Nearby was a bathroom, and she ducked inside, sat
on the lowered lid and breathed deeply until she
felt a little less apprehensive. Did nobody live
simply in this century? How could they have such
affluence without corresponding poverty? When she’d
asked Claudia where the poor and homeless were,
Claudia had shrugged her shoulders and replied,
“In the States, I guess, where they’ve
got semi-collectivism. Our system seems to work
better. They still ask us from time to time to help
pay for theirs.” And Valerie had never dared
ask for further explanation. Still, even in a more
affluent society, why weren’t lesbians showing
everyone else how to live in a less materialistic
way? Something wasn’t quite right about what
she was seeing.
And as she wandered around upstairs, it also both
comforted and bothered her that the women she encountered
were so friendly toward her. Comforting, because
of the complete lack of cliquish bar attitudes;
disturbing, because fitting in among these women
made her think she must be reeking of privilege,
which was wrong.
She felt more than a little guilty when she caught
herself admiring the establishment: the living room
and parlor converted to a dance floor; the authentic
old Wurlitzer jukebox retrofitted for DVDs and some
amazingly fine-sounding speakers; the holographic
tabletop video games interspersed with vintage Ms.

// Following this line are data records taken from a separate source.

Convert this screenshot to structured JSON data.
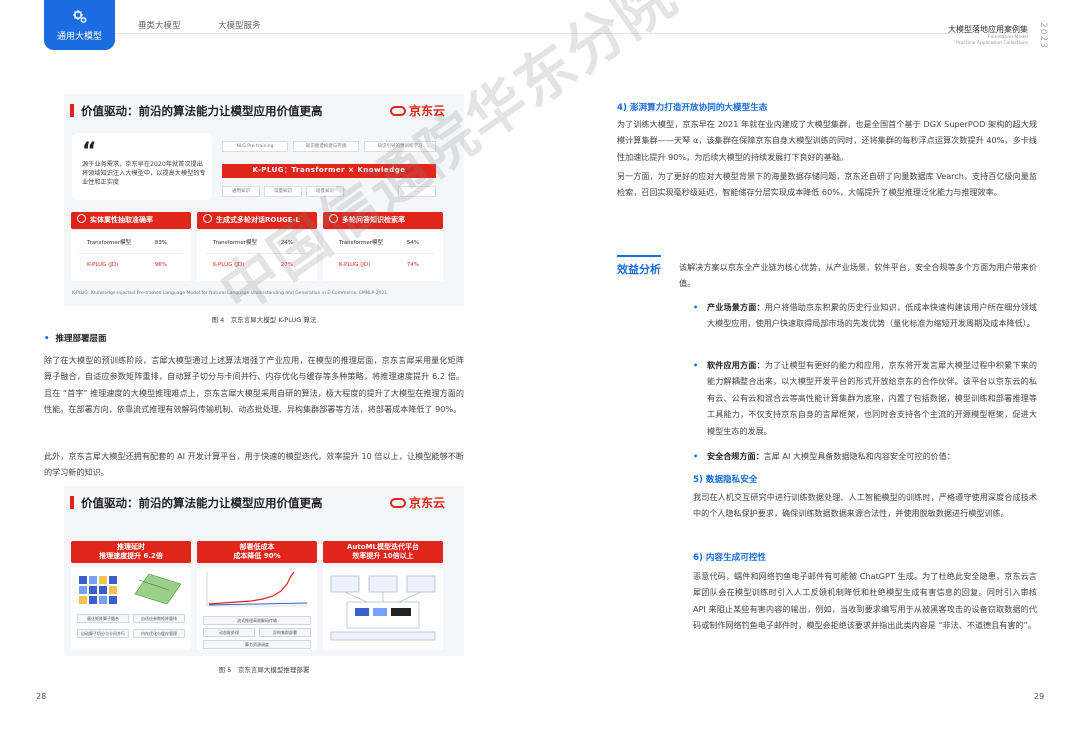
{
  "header": {
    "badge_label": "通用大模型",
    "tab1": "垂类大模型",
    "tab2": "大模型服务",
    "right_title": "大模型落地应用案例集",
    "right_sub1": "Foundation Model",
    "right_sub2": "Practical Application Collections",
    "year": "2023"
  },
  "watermark": "中国信通院华东分院",
  "figure4": {
    "title": "价值驱动：前沿的算法能力让模型应用价值更高",
    "logo": "京东云",
    "quote": "源于业务需求，京东早在2020年就首次提出将领域知识注入大模型中，以提高大模型的专业性和正实度",
    "pills_top": [
      "NLG Pre-training",
      "知识图谱构建与存储",
      "知识引导的预训练学习"
    ],
    "kplug": "K-PLUG：Transformer × Knowledge",
    "pills_bottom": [
      "通用知识",
      "常量知识",
      "场景知识",
      "..."
    ],
    "panels": [
      {
        "head": "实体属性抽取准确率",
        "rows": [
          {
            "k": "Transformer模型",
            "v": "83%"
          },
          {
            "k": "K-PLUG (JD)",
            "v": "96%"
          }
        ]
      },
      {
        "head": "生成式多轮对话ROUGE-L",
        "rows": [
          {
            "k": "Transformer模型",
            "v": "24%"
          },
          {
            "k": "K-PLUG (JD)",
            "v": "27%"
          }
        ]
      },
      {
        "head": "多轮问答知识检索率",
        "rows": [
          {
            "k": "Transformer模型",
            "v": "54%"
          },
          {
            "k": "K-PLUG (JD)",
            "v": "74%"
          }
        ]
      }
    ],
    "footnote": "K-PLUG: Knowledge-injected Pre-trained Language Model for Natural Language Understanding and Generation in E-Commerce, EMNLP 2021",
    "caption": "图 4　京东言犀大模型 K-PLUG 算法"
  },
  "left": {
    "section_title": "推理部署层面",
    "para1": "除了在大模型的预训练阶段，言犀大模型通过上述算法增强了产业应用，在模型的推理层面，京东言犀采用量化矩阵算子融合，自适应参数矩阵重排，自动算子切分与卡间并行、内存优化与缓存等多种策略，将推理速度提升 6.2 倍。且在 “首字” 推理速度的大模型推理难点上，京东言犀大模型采用自研的算法，极大程度的提升了大模型在推理方面的性能。在部署方向，依靠流式推理有效解码传输机制、动态批处理、异构集群部署等方法，将部署成本降低了 90%。",
    "para2": "此外，京东言犀大模型还拥有配套的 AI 开发计算平台，用于快速的模型迭代，效率提升 10 倍以上，让模型能够不断的学习新的知识。",
    "page_number": "28"
  },
  "figure5": {
    "title": "价值驱动：前沿的算法能力让模型应用价值更高",
    "logo": "京东云",
    "panels": [
      {
        "line1": "推理延时",
        "line2": "推理速度提升 6.2倍"
      },
      {
        "line1": "部署低成本",
        "line2": "成本降低 90%"
      },
      {
        "line1": "AutoML模型迭代平台",
        "line2": "效率提升 10倍以上"
      }
    ],
    "p1_labels": [
      "量化矩阵算子融合",
      "自适应参数矩阵重排",
      "自动算子切分与卡间并行",
      "内存优化与缓存管理"
    ],
    "p2_labels": [
      "流式推理高效解码传输",
      "动态批处理",
      "异构集群部署",
      "算力资源调度"
    ],
    "caption": "图 5　京东言犀大模型推理部署"
  },
  "right": {
    "h4": "4) 澎湃算力打造开放协同的大模型生态",
    "para_a": "为了训练大模型，京东早在 2021 年就在业内建成了大模型集群，也是全国首个基于 DGX SuperPOD 架构的超大规模计算集群——天琴 α，该集群在保障京东自身大模型训练的同时，还将集群的每秒浮点运算次数提升 40%，多卡线性加速比提升 90%，为后续大模型的持续发展打下良好的基础。",
    "para_b": "另一方面，为了更好的应对大模型背景下的海量数据存储问题，京东还自研了向量数据库 Vearch，支持百亿级向量监检索，召回实现毫秒级延迟，智能储存分层实现成本降低 60%，大幅提升了模型推理泛化能力与推理效率。",
    "benefit_label": "效益分析",
    "benefit_intro": "该解决方案以京东全产业链为核心优势，从产业场景，软件平台，安全合规等多个方面为用户带来价值。",
    "bullets": [
      {
        "title": "产业场景方面：",
        "text": "用户将借助京东积累的历史行业知识，低成本快速构建该用户所在细分领域大模型应用，使用户快速取得局部市场的先发优势（量化标准为缩短开发周期及成本降低）。"
      },
      {
        "title": "软件应用方面：",
        "text": "为了让模型有更好的能力和应用，京东将开发言犀大模型过程中积累下来的能力解耦整合出来，以大模型开发平台的形式开放给京东的合作伙伴。该平台以京东云的私有云、公有云和混合云等高性能计算集群为底座，内置了包括数据，模型训练和部署推理等工具能力，不仅支持京东自身的言犀框架，也同时会支持各个主流的开源模型框架，促进大模型生态的发展。"
      },
      {
        "title": "安全合规方面：",
        "text": "言犀 AI 大模型具备数据隐私和内容安全可控的价值："
      }
    ],
    "h5": "5) 数据隐私安全",
    "para5": "我司在人机交互研究中进行训练数据处理、人工智能模型的训练时，严格遵守使用深度合成技术中的个人隐私保护要求，确保训练数据数据来源合法性，并使用脱敏数据进行模型训练。",
    "h6": "6) 内容生成可控性",
    "para6": "恶意代码，蠕件和网络钓鱼电子邮件有可能被 ChatGPT 生成。为了杜绝此安全隐患，京东云言犀团队会在模型训练时引入人工反馈机制降低和杜绝模型生成有害信息的回复。同时引入审核 API 来阻止某些有害内容的输出，例如，当收到要求编写用于从被黑客攻击的设备窃取数据的代码或制作网络钓鱼电子邮件时，模型会拒绝该要求并指出此类内容是 “非法、不道德且有害的”。",
    "page_number": "29"
  },
  "colors": {
    "accent_blue": "#1b6ce0",
    "jd_red": "#e1251b"
  }
}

Pac-Man consoles; another room with refurbished
classic pinball machines, the kind with mechanical
score displays. She assumed that any woman could
come here and enjoy this, because she and Claudia
had just strolled on in, yet the way Claudia had
talked about Puffy’s indicated that it wasn’t
a usual hangout for her despite her being known
here. But she knew being here was something other
women of her own time didn’t get to do, which
meant access to Puffy’s was privilege. In
other words, unless all lesbians could come here,
regardless of income, appearance, or — and
she’d never had to make this part of her political
analysis before — temporal mobility, letting
herself have fun here would be wrong. She knew logically
that she wasn’t oppressing other women by
taking advantage of a unique opportunity collectively
created by women as a part of their AIDS activism.
Still, it felt right to monitor her level of enjoyment
out of a concern for equal access to women’s
space regardless of ability to travel through time.
Besides, the way these women dressed, and the resource-intensive
class privilege it represented, were incompatible
with the simple living in which a progressive community
should be engaged. She hadn’t worked as hard
as she had in her own time just so women with no
activist track record could waltz in and take advantage
of “lesbian chic.” And this was lesbian
chic writ large enough to obliterate and make invisible
her own lesbian experience, politics, and culture.